Death following endometrial ablation
A 51-year-old woman weighing between 270 and 290 lb was to undergo endometrial ablation to control heavy menstrual bleeding. To increase her hematocrit for the surgery, her internist treated her with iron infusions. The patient told the anesthesiologist who reviewed her medical history and current physical health that, despite her weight, she could climb stairs and walk several blocks without shortness of breath. She rejected spinal anesthesia, and the anesthesiologist decided surgery could proceed safely.

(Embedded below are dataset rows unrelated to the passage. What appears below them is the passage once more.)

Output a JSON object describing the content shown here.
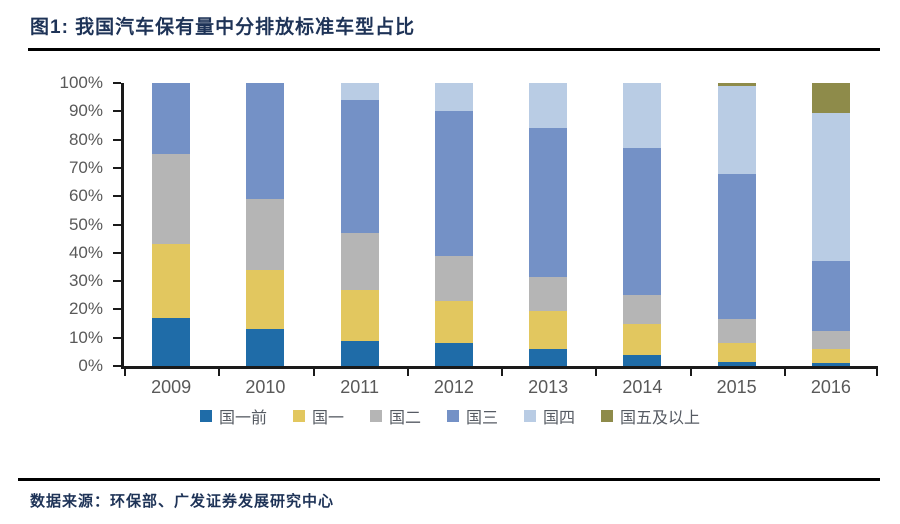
{
  "header": {
    "title": "图1:  我国汽车保有量中分排放标准车型占比"
  },
  "footer": {
    "source": "数据来源：环保部、广发证券发展研究中心"
  },
  "colors": {
    "title_navy": "#1e3357",
    "axis_label_gray": "#595959",
    "axis_line": "#1a1a1a",
    "rule_black": "#000000"
  },
  "chart_data": {
    "type": "bar",
    "stacked": true,
    "title": "我国汽车保有量中分排放标准车型占比",
    "xlabel": "",
    "ylabel": "",
    "ylim": [
      0,
      100
    ],
    "grid": false,
    "legend_position": "bottom",
    "y_ticks": [
      "0%",
      "10%",
      "20%",
      "30%",
      "40%",
      "50%",
      "60%",
      "70%",
      "80%",
      "90%",
      "100%"
    ],
    "categories": [
      "2009",
      "2010",
      "2011",
      "2012",
      "2013",
      "2014",
      "2015",
      "2016"
    ],
    "series": [
      {
        "name": "国一前",
        "color": "#1f6ca8",
        "values": [
          17,
          13,
          9,
          8,
          6,
          4,
          1.5,
          1
        ]
      },
      {
        "name": "国一",
        "color": "#e2c75f",
        "values": [
          26,
          21,
          18,
          15,
          13.5,
          11,
          6.5,
          5
        ]
      },
      {
        "name": "国二",
        "color": "#b5b5b5",
        "values": [
          32,
          25,
          20,
          16,
          12,
          10,
          8.5,
          6.5
        ]
      },
      {
        "name": "国三",
        "color": "#7491c6",
        "values": [
          25,
          41,
          47,
          51,
          52.5,
          52,
          51.5,
          24.5
        ]
      },
      {
        "name": "国四",
        "color": "#b9cce4",
        "values": [
          0,
          0,
          6,
          10,
          16,
          23,
          31,
          52.5
        ]
      },
      {
        "name": "国五及以上",
        "color": "#8e8b4a",
        "values": [
          0,
          0,
          0,
          0,
          0,
          0,
          1,
          10.5
        ]
      }
    ]
  }
}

About 40 minutes into the surgery, the gynecologist noticed the patent’s leg moving slightly. He then used a nerve stimulator to produce additional movement. Vital signs remained stable. The anesthesiologist administered a paralyzing agent, and the patient’s heart rate decreased 5 minutes later. The patient then died, apparently due to an embolism.
Plaintiff’s claim (1) Inappropriate hormone therapy from the gynecologist caused the need for endometrial ablation. (2) A significant fibroid made her a poor candidate for endometrial ablation. (3) A more thorough workup, including chest radiograph, echocardiogram, pulmonary function test, and arterial blood gas analysis, should have been performed by the anesthesiologist before surgery.
Doctor’s defense (1) There was no negligence involved. (2) Additional tests would not have provided helpful information. (3) Additional tests would not have changed the clinical plan.
Verdict California defense verdict.
The cases in this column are selected by the editors of OBG MANAGEMENT from Medical Malpractice Verdicts, Settlements & Experts, with permission of the editor, Lewis Laska, of Nashville, Tenn (www.verdictslaska.com). The available information about the cases presented here is sometimes incomplete; thus, pertinent details of a given situation may be unavailable. Moreover, the cases may or may not have merit. Nevertheless, these cases represent the types of clinical situations that typically result in litigation and are meant to illustrate nationwide variation in jury verdicts and awards.